Er misst im Durchschnitt nur fünf Zentimeter, aber sein Körper ist von einem Gift so stark bedeckt, dass ein einzelnes Milligramm die Fähigkeit hat, 10 bis 15 Männer oder zwei afrikanische Elefanten zu töten. Das bedeutet, dass ein Gramm Gift 15.000 Menschen töten könnte.

Der Frosch Terribilis lebt in Kolumbien im Regenwald der Pazifikküste. Leider ist der Lebensraum aufgrund der wahllosen Abholzung von Bäumen und des massiven illegalen Bergbaus reduziert worden und derzeit stark vom Aussterben bedroht.

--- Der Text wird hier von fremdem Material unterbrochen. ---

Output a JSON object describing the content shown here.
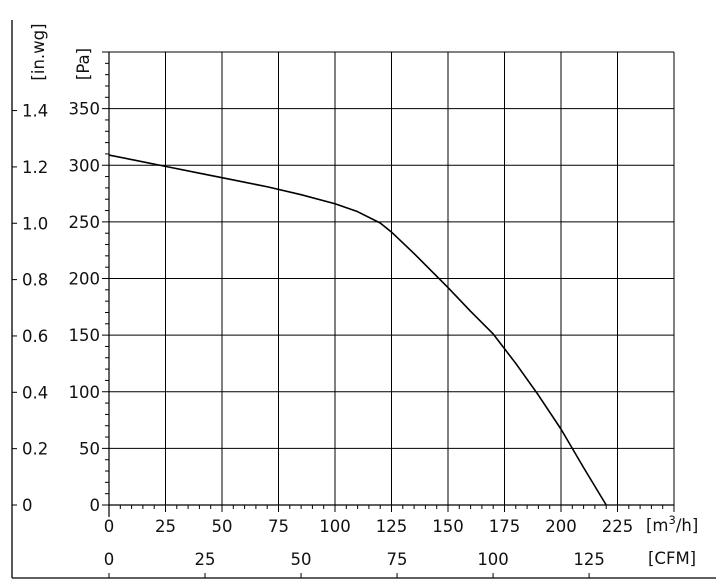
{
  "chart_data": {
    "type": "line",
    "title": "",
    "grid": true,
    "x_primary": {
      "unit_label": "[m",
      "unit_label_sup": "3",
      "unit_label_end": "/h]",
      "range": [
        0,
        250
      ],
      "ticks": [
        0,
        25,
        50,
        75,
        100,
        125,
        150,
        175,
        200,
        225
      ],
      "tick_labels": [
        "0",
        "25",
        "50",
        "75",
        "100",
        "125",
        "150",
        "175",
        "200",
        "225"
      ]
    },
    "x_secondary": {
      "unit_label": "[CFM]",
      "ticks": [
        0,
        25,
        50,
        75,
        100,
        125
      ],
      "tick_labels": [
        "0",
        "25",
        "50",
        "75",
        "100",
        "125"
      ]
    },
    "y_primary": {
      "unit_label": "[Pa]",
      "range": [
        0,
        400
      ],
      "ticks": [
        0,
        50,
        100,
        150,
        200,
        250,
        300,
        350
      ],
      "tick_labels": [
        "0",
        "50",
        "100",
        "150",
        "200",
        "250",
        "300",
        "350"
      ]
    },
    "y_secondary": {
      "unit_label": "[in.wg]",
      "ticks": [
        0,
        0.2,
        0.4,
        0.6,
        0.8,
        1.0,
        1.2,
        1.4
      ],
      "tick_labels": [
        "0",
        "0.2",
        "0.4",
        "0.6",
        "0.8",
        "1.0",
        "1.2",
        "1.4"
      ]
    },
    "series": [
      {
        "color": "#000000",
        "x": [
          0,
          10,
          25,
          40,
          55,
          70,
          85,
          100,
          110,
          120,
          125,
          135,
          150,
          160,
          170,
          180,
          190,
          200,
          210,
          220
        ],
        "y": [
          309,
          305,
          299,
          293,
          287,
          281,
          274,
          266,
          259,
          249,
          241,
          222,
          192,
          171,
          151,
          125,
          97,
          67,
          33,
          0
        ]
      }
    ]
  }
}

Das mächtige Froschgift wird seit Jahrhunderten von indigenen Kulturen wie der Emberá verwendet, um die Spitzen ihrer Pfeile und Speere zu präparieren. Aus diesem Grund werden diese Frösche auch als Pfeilfrösche bezeichnet. Einmal angewendet, funktioniert das Gift auch nach dem Trocknen noch für mehrere Jahre.

Trotz seiner Gefahr wird das Gift des goldenen Frosches untersucht, um Analgetika zu entwickeln die laut der Nationalen Akademie der Wissenschaften von Kolumbien bis zu 200 mal stärker sein können als Morphium. Das wäre eine gute Sache. Doch leider jagt auch die Pharmaindustrie diese Frösche illegal. Zudem entwickelt die Froschhaut das gewünschte Gift nicht, wenn die Spezies in Gefangenschaft und isoliert von Insekten ihres Lebensraums gezüchtet wird.